A few years ago, a handsome George Clooney told us, “Imagine, you can,” referring to the idea that by paying an outrageous amount, we’d get super-fast ADSL.
The ad was lying like many do, but man, that slogan was effective. And I’d say it helped to have Clooney’s good looks too.
IMAGINE, YOU CAN...
Imagine all the apps and services you use every day in your digital world: socials, cloud, email, listening to podcasts, videos, searches… now imagine if they could all talk to each other and let you interact using just one account from any of them. Like, from your Facebook account, you could upload videos to YouTube, comment on posts on X/Twitter or TikTok videos. Imagine being able to upload or listen to podcasts with just one account.
Imagine, you can…
But take it a step further—imagine these services don’t have a “mind in charge,” the well-known “algorithm” that decides your friends, tells you how much and when to post or publish articles, or else you get cut off from the virtual world. Imagine it doesn’t exist. Imagine a world where you’re truly free to choose what to read, who to talk to, and where likes and hearts don’t decide whether all your personal data gets sold to some money-making machine.
IMMAGINA, PUOI...

The commercial social platforms, the Big Tech companies, don’t want to talk to each other. Their goal is to get you hooked on a single service or app and keep you there as long as possible. Because that’s where their profit comes from.

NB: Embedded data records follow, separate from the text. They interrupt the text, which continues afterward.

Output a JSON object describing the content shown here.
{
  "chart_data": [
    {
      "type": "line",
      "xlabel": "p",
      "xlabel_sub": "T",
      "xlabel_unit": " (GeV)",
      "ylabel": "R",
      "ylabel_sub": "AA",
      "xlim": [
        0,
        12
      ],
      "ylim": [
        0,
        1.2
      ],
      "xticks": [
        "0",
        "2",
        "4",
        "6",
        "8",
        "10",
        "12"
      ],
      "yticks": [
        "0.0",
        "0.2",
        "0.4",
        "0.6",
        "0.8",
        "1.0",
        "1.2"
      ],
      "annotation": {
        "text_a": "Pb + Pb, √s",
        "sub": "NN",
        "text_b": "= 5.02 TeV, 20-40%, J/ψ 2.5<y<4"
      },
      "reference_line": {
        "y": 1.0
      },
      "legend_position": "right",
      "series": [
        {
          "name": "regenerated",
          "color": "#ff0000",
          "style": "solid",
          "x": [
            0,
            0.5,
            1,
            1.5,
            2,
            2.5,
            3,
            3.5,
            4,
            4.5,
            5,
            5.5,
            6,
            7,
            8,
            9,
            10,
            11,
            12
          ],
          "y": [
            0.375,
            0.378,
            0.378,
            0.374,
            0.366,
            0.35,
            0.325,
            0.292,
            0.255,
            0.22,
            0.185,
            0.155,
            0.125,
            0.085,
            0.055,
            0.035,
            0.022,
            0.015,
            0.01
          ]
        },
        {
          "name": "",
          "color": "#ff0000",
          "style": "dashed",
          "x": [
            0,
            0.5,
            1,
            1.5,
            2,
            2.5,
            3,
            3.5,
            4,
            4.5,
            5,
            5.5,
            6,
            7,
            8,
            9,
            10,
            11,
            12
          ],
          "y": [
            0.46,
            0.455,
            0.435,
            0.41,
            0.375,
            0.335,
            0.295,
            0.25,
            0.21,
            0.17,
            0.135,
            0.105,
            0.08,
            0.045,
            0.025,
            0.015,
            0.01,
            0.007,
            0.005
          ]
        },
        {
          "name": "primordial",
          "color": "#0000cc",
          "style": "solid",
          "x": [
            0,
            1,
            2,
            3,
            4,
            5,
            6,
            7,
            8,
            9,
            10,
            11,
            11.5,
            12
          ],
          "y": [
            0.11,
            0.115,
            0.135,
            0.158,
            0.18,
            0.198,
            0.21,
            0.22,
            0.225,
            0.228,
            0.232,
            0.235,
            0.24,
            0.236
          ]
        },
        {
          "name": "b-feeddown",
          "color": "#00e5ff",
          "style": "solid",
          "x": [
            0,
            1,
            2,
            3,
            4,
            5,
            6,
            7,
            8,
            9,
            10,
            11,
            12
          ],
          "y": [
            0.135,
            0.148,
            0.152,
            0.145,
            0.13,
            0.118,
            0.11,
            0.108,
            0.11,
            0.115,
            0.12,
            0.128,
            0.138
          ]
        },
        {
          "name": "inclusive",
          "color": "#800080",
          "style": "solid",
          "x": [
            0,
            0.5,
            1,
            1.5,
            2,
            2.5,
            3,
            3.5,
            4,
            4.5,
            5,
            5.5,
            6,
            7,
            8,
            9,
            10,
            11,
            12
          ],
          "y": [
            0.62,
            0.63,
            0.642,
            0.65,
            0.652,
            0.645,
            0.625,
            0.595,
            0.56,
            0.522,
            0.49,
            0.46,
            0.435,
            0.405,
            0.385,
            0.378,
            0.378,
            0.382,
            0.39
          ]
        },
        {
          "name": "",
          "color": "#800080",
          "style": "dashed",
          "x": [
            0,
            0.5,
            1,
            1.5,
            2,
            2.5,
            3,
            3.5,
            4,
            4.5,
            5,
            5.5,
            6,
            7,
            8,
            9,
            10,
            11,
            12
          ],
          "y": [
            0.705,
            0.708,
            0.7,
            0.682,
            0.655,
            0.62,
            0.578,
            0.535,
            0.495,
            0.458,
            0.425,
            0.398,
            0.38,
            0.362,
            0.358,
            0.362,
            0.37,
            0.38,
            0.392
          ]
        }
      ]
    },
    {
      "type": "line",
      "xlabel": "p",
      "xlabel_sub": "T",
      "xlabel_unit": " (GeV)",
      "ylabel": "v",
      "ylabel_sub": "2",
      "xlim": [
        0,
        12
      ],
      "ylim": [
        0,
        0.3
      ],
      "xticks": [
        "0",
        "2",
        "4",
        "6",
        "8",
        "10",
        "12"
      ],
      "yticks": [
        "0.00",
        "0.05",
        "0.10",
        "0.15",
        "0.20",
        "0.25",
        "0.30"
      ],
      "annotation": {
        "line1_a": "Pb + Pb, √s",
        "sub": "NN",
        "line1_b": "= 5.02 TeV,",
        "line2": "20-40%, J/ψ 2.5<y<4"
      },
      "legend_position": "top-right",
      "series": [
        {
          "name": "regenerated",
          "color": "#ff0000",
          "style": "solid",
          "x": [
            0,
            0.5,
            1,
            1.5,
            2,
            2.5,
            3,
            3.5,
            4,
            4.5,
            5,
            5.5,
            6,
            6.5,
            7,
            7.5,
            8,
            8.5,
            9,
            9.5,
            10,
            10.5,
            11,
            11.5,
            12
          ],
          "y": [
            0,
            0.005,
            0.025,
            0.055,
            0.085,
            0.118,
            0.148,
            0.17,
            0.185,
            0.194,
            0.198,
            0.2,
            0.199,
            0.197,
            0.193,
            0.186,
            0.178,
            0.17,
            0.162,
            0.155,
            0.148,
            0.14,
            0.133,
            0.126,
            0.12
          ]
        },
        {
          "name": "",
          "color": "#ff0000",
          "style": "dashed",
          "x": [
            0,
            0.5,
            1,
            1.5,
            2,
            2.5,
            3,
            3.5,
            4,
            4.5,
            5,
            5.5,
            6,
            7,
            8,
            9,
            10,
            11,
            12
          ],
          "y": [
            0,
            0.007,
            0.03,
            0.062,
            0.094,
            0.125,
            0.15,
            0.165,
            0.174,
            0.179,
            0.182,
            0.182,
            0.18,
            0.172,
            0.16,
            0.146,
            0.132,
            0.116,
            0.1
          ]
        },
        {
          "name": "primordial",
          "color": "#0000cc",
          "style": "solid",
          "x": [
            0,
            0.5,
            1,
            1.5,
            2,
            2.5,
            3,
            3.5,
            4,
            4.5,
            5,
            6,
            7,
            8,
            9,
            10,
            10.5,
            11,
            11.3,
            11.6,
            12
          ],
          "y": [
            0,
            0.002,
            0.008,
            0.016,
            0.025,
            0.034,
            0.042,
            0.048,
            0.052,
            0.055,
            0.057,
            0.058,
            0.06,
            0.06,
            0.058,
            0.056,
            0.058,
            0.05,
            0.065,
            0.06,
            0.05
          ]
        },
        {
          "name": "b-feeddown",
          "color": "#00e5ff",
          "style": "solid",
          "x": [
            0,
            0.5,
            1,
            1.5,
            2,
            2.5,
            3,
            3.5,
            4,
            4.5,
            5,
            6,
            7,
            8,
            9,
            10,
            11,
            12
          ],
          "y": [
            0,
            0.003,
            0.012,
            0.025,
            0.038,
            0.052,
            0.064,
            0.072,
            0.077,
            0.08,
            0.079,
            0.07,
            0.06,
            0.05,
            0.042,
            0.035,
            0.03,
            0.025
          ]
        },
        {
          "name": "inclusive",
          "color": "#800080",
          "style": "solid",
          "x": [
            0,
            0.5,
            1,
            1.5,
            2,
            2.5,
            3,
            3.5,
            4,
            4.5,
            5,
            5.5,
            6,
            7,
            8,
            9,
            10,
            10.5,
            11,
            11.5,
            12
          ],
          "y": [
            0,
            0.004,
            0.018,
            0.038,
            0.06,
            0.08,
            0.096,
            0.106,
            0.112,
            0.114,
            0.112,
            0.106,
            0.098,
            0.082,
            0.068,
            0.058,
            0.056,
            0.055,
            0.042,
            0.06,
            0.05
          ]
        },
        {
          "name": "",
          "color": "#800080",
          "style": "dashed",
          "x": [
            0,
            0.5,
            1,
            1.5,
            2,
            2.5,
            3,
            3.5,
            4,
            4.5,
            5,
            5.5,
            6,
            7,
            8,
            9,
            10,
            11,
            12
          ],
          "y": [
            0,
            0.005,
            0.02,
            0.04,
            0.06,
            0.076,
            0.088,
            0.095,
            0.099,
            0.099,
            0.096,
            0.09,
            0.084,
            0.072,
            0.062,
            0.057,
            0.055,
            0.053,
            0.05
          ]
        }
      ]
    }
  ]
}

Their algorithms are designed to optimize the “capture” of your personal data, your choices, what you like, and what you might want to buy. With your data, they can leverage certain psychological and neurobiological aspects to push you into buying what their advertisers want.
Instead, there’s a world that doesn’t want to sell you anything—unless you want or need it. A virtual world where there’s no algorithm, no race for likes, where you don’t get banned for not posting regularly or for talking about stuff the boss doesn’t like. There’s a whole universe of apps and services that talk to each other, collaborate, and can interact. Apps where your account can connect with other similar or different apps.
A universe—of apps and services—that’s federated. The FEDIVERSE.
So here’s the “YOU CAN”: what you don’t dare to imagine, maybe because you don’t remember (or weren’t born yet!) when the internet and the web used to be like that. When links took you where you actually wanted to go and no one decided for you.
The FEDIVERSE is born from that idea of the web and evolves with modern technologies. Open source apps, socials, cloud, email clients, search engines that can all interact with each other, that leave your data with you, that let you choose—in fact, they give you the responsibility to choose.
Because the FEDIVERSE requires some effort—it doesn’t “spoon-feed” you like commercial socials (or Big Tech services) do. They’re not hard to use, but they don’t give you everything on a silver platter, they don’t choose for you. So, for example, a Fediverse social will be pretty boring if you don’t look for the people and topics you’re into. YOU have to choose, YOU have to search.
After the initial surprise, the feeling of freedom becomes overwhelming. It’s impossible to go back after that.